Почему бы нам не присесть, качнулся я корпусом в направлении харчевни на углу, фалафельно-хумусной банки со стойкой и табуретами, меня бы устроила и уличная скамейка, вытянуть затекшие ноги. Пустое, бумажным голосом отвечал говорящий, усталость обостряет восприятие, голова проясняется, если ноги утомлены, хотя до этого надо достояться, дойти (до-до-до, перевел я с английского). Уже спешил я к румынам, на присланном распорядителями билете, веленевом, бледно-ирисовом, с левкоем и желтофиолем, извилистым почерком нанесено было последнее время допуска в клуб, а все жалел расстаться с заморочивающими историями британца — повесть, читаемая по тексту, осиянному волокнистым закатом, древняя повесть об одолении тварных границ, о битве с материей, пресуществляемой в свет, об отказе от тела, должного быть лучом и волной. Гностика воспитанных в Европе индийцев, бенгальский, санскрит, Веды и «Гиту» изучил Ауробиндо в зрелости, сделав прежде своими пять западных наречий, латынь включая и греческий, и на этих языках литературу, от «Илиады» с «Аргонавтикой» до «Листьев травы», до «Озарений» юноши, которого визионерскую способность ставил так высоко, как может быть высок религиозный дар. Не укладывающиеся в европейском разуме навыки владенья собой: укушенный бешеной собакой ученик самоконтролем укротил в себе смерть, но спустя три месяца скончался в судорогах, разволновавшись на политическом митинге. Растекся прохладой вечер, в крови непьющего бродил коньячный спирт, англичанин же явно был из копилки персон, привечаемых улицей Аллен-би, двух назову перед тем, как покинуть его.

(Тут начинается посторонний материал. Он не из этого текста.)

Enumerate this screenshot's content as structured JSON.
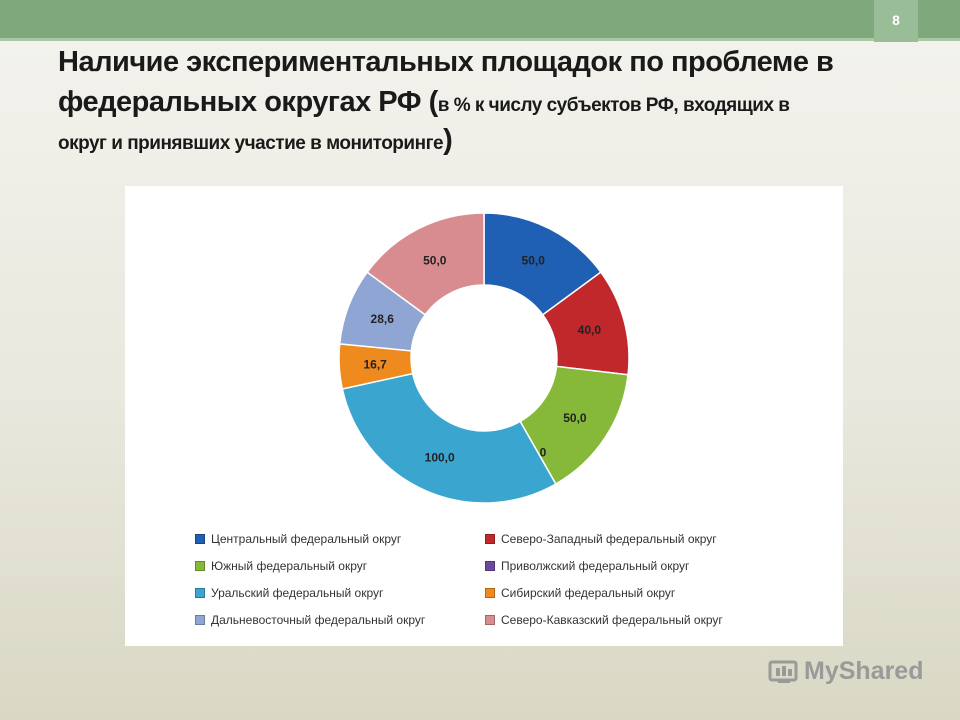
{
  "slide": {
    "number": "8"
  },
  "title": {
    "line1": "Наличие экспериментальных площадок по проблеме в",
    "line2_main": "федеральных округах РФ ",
    "paren_open": "(",
    "line2_small": "в % к числу субъектов РФ, входящих в",
    "line3": "округ и принявших участие в мониторинге",
    "paren_close": ")"
  },
  "chart_data": {
    "type": "pie",
    "donut": true,
    "slices": [
      {
        "label": "Центральный федеральный округ",
        "value": 50.0,
        "value_label": "50,0",
        "color": "#1f5fb4"
      },
      {
        "label": "Северо-Западный федеральный округ",
        "value": 40.0,
        "value_label": "40,0",
        "color": "#c0282b"
      },
      {
        "label": "Южный федеральный округ",
        "value": 50.0,
        "value_label": "50,0",
        "color": "#86b83a"
      },
      {
        "label": "Приволжский федеральный округ",
        "value": 0.0,
        "value_label": "0,0",
        "color": "#6a4a9c"
      },
      {
        "label": "Уральский федеральный округ",
        "value": 100.0,
        "value_label": "100,0",
        "color": "#3aa6cf"
      },
      {
        "label": "Сибирский федеральный округ",
        "value": 16.7,
        "value_label": "16,7",
        "color": "#ef8a1e"
      },
      {
        "label": "Дальневосточный федеральный округ",
        "value": 28.6,
        "value_label": "28,6",
        "color": "#8fa6d4"
      },
      {
        "label": "Северо-Кавказский федеральный округ",
        "value": 50.0,
        "value_label": "50,0",
        "color": "#d98c8f"
      }
    ],
    "legend_placement": "bottom",
    "legend_order": [
      0,
      1,
      2,
      3,
      4,
      5,
      6,
      7
    ]
  },
  "watermark": {
    "text": "MyShared"
  }
}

Старикашечка с трясогузку размером примащивался где полюдней, во всякий сезон носил он, беззубый и пегий, пиджачную пару (Лодзь, 1936, в Варшаву съездить — приключение), шляпу набекрень, башмаки изгнания и разные носки, всегда в одних и тех был разных носках, разве зимой еще утеплялся клетчатым шарфом и пальто, свертывая его, чуть распогоживалось, мышиным рулончиком, все имел аккуратное, махонькое, любо-дорого. Скрючивался старикашечка на стуле складном, на коленях держал картон с линованною бумагой и писал по линеечке слова из Писания, перемежаемые грамотой собственной выделки и овчинки, тоже в провидческом тоне, про лютых зверей, зубчатые колеса, оскаленную пасть, заливающую ядовитой слюной города, безотрывно писал, не поднимая птичьих глаз, подвижная кисть водила пером, короб для сбора пожертвований внизу, у ножки седалища. Чешуей медной скаредности покрыто дно короба, изредка тусклый шекель мелькнет, кто ж платит дедушке, никто не покупает листы, но ход моей мысли был профанически пошл. Листы он не продавал, наоборот, берег как зеницу, а мелочь брал за спасенье всех нас через начертание страшных предвидений — перенесенные на бумагу, они раскрывались в иную какую-то сторону, впустую растрачивали грозный заряд.